Au moment où la croissance revient dans notre pays, un certain nombre de personnes en sont exclues. Pire certains considèrent que ces personnes sont définitivement « inréinsérables ».
Plus on améliore les systèmes de protection et d’aide sociale, plus un certain nombre d’individus échappent aux filets de la protection sociale mis en place, plus leur réinsertion devient difficile. Pire, certaines aides mises en place semblent créer de véritables trappes à pauvreté dont les bénéficiaires semblent ne plus pouvoir sortir. Afin de remédier à cette évolution d’autant plus intolérable que la société globalement s’enrichit, certains, à gauche comme à droite, préconisent la mise en place d’un revenu minimum d’existence. Cette solution paraît séduisante à première vue mais n’est-elle pas utopique ? Peut-on imaginer qu’un tel revenu atteigne un niveau suffisant – nettement supérieur au RMI qui reste un minimum de survie – pour permettre à ses bénéficiaires d’avoir une vie normale ? Un tel RME n’est-il pas un moyen pour une partie de la société de se donner bonne conscience ?

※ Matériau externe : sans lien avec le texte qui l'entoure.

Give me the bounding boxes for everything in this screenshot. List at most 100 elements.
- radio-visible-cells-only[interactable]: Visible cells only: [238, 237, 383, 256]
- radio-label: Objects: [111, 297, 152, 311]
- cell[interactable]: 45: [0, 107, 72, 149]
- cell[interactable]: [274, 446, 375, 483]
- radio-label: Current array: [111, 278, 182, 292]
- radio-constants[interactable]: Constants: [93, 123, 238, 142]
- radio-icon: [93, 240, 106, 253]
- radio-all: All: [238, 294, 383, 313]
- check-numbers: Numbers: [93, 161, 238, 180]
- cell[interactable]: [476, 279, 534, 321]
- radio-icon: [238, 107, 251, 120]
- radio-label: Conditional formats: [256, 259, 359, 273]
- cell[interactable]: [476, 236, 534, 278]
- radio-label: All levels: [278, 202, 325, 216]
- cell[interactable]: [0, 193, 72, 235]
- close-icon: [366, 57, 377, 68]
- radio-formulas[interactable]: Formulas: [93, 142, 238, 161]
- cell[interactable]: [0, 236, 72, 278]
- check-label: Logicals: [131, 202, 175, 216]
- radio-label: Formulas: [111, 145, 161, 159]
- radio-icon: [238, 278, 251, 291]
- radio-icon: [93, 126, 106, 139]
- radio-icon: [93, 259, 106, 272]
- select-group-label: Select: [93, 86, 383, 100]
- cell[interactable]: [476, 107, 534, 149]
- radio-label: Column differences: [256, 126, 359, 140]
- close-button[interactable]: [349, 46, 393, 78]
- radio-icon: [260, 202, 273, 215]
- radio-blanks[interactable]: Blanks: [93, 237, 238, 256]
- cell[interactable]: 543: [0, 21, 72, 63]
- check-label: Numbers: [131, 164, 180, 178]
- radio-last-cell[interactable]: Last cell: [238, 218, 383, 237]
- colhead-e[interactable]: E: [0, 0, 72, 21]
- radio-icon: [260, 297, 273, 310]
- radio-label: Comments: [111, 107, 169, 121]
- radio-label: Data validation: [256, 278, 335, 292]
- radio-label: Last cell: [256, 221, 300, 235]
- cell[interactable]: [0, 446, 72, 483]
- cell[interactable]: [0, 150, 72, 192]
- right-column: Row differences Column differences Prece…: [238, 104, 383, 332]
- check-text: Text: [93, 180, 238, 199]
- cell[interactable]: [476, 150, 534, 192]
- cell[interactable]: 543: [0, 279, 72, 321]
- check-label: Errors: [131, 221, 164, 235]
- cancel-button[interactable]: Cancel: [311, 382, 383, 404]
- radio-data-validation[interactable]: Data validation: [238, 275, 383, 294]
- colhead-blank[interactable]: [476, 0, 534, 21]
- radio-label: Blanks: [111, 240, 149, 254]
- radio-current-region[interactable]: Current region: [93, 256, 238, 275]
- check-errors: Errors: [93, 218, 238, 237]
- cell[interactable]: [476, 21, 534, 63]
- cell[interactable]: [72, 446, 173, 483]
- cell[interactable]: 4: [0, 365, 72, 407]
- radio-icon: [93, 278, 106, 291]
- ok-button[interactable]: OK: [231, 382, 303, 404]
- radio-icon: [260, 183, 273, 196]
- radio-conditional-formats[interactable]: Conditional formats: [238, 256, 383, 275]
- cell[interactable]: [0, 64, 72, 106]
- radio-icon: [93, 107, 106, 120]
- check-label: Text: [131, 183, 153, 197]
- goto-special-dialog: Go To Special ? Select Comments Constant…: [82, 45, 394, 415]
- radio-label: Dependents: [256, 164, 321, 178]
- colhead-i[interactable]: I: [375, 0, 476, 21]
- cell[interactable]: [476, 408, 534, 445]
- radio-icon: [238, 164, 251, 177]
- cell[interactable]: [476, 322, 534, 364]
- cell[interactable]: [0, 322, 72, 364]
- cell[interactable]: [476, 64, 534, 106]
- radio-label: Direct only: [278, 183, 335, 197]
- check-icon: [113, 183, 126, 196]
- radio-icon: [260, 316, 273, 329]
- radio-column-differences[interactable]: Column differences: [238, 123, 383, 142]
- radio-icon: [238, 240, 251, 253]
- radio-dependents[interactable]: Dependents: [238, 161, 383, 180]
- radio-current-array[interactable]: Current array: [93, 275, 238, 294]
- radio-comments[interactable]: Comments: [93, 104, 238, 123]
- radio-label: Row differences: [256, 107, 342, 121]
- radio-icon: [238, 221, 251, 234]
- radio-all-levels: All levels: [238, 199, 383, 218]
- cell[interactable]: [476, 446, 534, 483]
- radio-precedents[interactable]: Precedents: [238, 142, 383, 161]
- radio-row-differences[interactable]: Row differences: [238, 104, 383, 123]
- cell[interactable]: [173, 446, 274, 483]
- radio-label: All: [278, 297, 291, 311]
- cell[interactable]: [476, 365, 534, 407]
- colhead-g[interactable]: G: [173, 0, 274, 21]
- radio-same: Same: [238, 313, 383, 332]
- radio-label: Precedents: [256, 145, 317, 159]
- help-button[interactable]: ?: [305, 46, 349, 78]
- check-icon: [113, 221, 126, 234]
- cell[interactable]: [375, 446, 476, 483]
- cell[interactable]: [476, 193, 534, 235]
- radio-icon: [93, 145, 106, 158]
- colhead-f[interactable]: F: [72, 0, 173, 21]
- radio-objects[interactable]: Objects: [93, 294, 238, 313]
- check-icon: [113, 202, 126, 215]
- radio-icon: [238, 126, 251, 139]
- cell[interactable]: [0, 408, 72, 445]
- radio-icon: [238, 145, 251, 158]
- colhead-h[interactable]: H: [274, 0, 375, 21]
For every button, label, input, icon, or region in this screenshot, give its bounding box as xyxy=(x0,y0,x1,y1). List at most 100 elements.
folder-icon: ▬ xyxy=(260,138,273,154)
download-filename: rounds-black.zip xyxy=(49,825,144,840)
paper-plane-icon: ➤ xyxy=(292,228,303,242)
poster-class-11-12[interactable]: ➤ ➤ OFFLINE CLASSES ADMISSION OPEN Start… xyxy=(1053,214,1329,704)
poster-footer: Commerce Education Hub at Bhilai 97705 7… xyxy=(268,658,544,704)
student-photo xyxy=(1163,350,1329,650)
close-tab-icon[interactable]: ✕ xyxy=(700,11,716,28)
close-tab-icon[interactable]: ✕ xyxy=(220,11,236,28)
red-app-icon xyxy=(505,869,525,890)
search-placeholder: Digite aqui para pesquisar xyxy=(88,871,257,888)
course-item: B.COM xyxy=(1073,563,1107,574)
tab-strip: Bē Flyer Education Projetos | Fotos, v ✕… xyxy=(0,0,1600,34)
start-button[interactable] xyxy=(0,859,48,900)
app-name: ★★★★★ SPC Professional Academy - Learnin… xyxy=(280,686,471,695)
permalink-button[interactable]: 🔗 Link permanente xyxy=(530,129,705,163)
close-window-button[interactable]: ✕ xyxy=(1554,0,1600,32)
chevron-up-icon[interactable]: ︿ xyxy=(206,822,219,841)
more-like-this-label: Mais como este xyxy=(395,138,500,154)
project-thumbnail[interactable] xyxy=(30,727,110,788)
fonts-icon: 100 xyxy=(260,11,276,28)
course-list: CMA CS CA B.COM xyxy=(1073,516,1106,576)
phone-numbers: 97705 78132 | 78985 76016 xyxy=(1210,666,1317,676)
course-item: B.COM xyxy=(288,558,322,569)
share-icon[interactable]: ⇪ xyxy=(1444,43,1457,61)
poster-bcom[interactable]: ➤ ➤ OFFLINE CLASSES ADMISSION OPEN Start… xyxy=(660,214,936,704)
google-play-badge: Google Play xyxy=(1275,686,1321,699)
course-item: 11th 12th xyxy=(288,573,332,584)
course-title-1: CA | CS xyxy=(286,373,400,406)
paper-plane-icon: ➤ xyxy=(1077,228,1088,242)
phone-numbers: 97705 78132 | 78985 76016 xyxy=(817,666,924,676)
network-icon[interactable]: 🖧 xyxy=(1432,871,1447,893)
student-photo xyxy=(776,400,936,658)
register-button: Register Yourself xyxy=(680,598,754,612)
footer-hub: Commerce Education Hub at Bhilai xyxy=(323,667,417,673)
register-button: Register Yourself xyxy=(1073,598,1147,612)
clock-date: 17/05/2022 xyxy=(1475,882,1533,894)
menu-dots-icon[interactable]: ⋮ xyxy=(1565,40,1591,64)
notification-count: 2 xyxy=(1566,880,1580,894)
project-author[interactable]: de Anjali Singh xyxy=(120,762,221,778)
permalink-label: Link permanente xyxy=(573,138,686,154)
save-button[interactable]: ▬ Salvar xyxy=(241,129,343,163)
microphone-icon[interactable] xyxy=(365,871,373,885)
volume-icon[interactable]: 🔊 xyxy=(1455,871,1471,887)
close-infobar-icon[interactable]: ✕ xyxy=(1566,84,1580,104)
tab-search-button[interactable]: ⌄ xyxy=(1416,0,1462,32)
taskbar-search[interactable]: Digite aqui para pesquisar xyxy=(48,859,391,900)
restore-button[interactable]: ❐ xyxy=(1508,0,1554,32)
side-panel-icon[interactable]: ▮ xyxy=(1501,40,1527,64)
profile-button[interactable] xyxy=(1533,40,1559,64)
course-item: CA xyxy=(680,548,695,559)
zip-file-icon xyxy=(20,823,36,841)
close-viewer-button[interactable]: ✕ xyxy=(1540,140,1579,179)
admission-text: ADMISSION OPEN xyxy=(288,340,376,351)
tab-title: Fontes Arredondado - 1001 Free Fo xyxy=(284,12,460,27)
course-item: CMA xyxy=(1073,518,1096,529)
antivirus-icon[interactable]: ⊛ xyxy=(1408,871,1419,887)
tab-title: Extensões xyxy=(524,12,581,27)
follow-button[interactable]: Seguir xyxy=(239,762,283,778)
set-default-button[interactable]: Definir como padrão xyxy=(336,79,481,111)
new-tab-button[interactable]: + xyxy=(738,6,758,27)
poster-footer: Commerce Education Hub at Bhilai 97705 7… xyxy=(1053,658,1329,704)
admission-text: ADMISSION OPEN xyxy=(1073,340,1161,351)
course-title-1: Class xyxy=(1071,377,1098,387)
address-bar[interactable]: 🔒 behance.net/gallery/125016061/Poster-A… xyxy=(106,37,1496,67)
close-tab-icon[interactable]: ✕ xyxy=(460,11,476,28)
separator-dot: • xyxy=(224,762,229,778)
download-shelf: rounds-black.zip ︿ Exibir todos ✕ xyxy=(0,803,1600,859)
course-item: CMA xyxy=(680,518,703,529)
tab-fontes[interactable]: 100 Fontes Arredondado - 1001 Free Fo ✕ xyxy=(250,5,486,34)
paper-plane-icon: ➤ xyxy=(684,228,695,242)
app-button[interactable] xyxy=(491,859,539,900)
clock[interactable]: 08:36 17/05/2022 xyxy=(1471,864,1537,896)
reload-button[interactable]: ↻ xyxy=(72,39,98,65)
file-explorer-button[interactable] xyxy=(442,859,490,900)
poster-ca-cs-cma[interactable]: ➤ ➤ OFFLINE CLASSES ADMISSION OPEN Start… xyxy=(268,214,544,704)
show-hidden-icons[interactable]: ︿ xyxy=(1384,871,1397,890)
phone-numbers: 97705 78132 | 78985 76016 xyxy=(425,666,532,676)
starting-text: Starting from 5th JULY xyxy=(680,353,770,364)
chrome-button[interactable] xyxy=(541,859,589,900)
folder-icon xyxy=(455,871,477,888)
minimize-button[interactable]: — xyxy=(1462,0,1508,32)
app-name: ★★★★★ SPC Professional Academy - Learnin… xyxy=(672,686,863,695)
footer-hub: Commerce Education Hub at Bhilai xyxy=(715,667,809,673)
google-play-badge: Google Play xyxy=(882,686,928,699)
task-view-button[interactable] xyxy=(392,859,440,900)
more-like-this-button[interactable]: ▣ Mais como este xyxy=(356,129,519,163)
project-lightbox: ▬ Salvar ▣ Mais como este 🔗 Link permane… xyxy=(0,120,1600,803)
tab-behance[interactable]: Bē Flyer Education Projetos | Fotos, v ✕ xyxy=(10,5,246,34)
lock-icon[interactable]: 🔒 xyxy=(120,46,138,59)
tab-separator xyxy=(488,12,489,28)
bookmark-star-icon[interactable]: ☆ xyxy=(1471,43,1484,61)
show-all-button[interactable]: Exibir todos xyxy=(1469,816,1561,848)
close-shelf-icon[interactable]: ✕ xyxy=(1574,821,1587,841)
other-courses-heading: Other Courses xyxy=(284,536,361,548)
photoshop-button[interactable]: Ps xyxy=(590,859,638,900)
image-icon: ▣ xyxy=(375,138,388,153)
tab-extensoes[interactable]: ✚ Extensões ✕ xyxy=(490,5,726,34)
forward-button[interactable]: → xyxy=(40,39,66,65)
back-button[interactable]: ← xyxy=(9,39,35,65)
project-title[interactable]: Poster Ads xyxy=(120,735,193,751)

Doit-on revenir aux principes qui ont prévalu à la mise en place du RMI, c’est-à-dire se battre pour que le « I » de RMI vive enfin et que l’on ne se satisfasse pas du fait que seulement 50% des bénéficiaires du RMI arrivent à signer un contrat d’insertion ? Si oui, il faut veiller à ce que l’insertion corresponde aux besoins réels des personnes concernées (l’insertion ne passant pas systématiquement par un emploi). Il faut également prendre en compte le risque d’exploitation de ces personnes dans certaines structures d’insertion. Cela suppose des moyens d’accompagnement social considérables et de nouvelles formes de travail social qui n’imposeraient pas une démarche préalable de la personne concernée, mais qui permettraient plus souvent d’aller au-devant de ceux qui en ont besoin, plutôt que d’attendre qu’ils viennent réclamer leurs droits à un guichet, et qui tiendraient compte du fait que ce sont ceux qui en ont le plus besoin qui méconnaissent le plus leurs droits. Une telle démarche, si elle était généralisée, permettrait en tout état de cause d’intervenir beaucoup plus en amont, avant que l’état de la personne ne soit trop détérioré et que le RMI ne représente même, dans certains cas, un danger (notamment parce que les associations se refusent à mettre en œuvre les dispositifs de subrogation des droits).
Pour ce qui concerne les plus marginaux, la société semble de plus en plus se satisfaire d’un retour à un système caritatif qui nous replonge plus de 50 ans en arrière (cf. les soupes populaires…) et les questions d’accès aux droits les plus fondamentaux sont de plus en plus posées. Comment peut-on satisfaire des besoins élémentaires de la vie quotidienne quand on n’a pas de domicile ? Il y a là de réelles atteintes à la dignité humaine.
Ne doit-on pas s’interroger plus globalement sur l’évolution de notre société, sur les moyens quelle se donne en termes de prévention ? Comment enrayer le système en tenant compte du fait que ceux qui basculent dans l’exclusion sont, le plus souvent, les plus fragiles (cf. le très grand nombre de personnes qui ont connu les services de l’aide sociale à l’enfance parmi les SDF) ? Comment éviter les spirales de l’exclusion qui passe d’une génération à l’autre ?
Comment veiller à ce que ces questions soient prises en compte par les partenaires sociaux, à commencer par la lutte contre la précarité du travail mais aussi pour la question du temps de travail qui est bien différente pour un chômeur ?
Il faut enfin tenir compte du fait que ce qui exclut en premier c’est le regard de l’autre.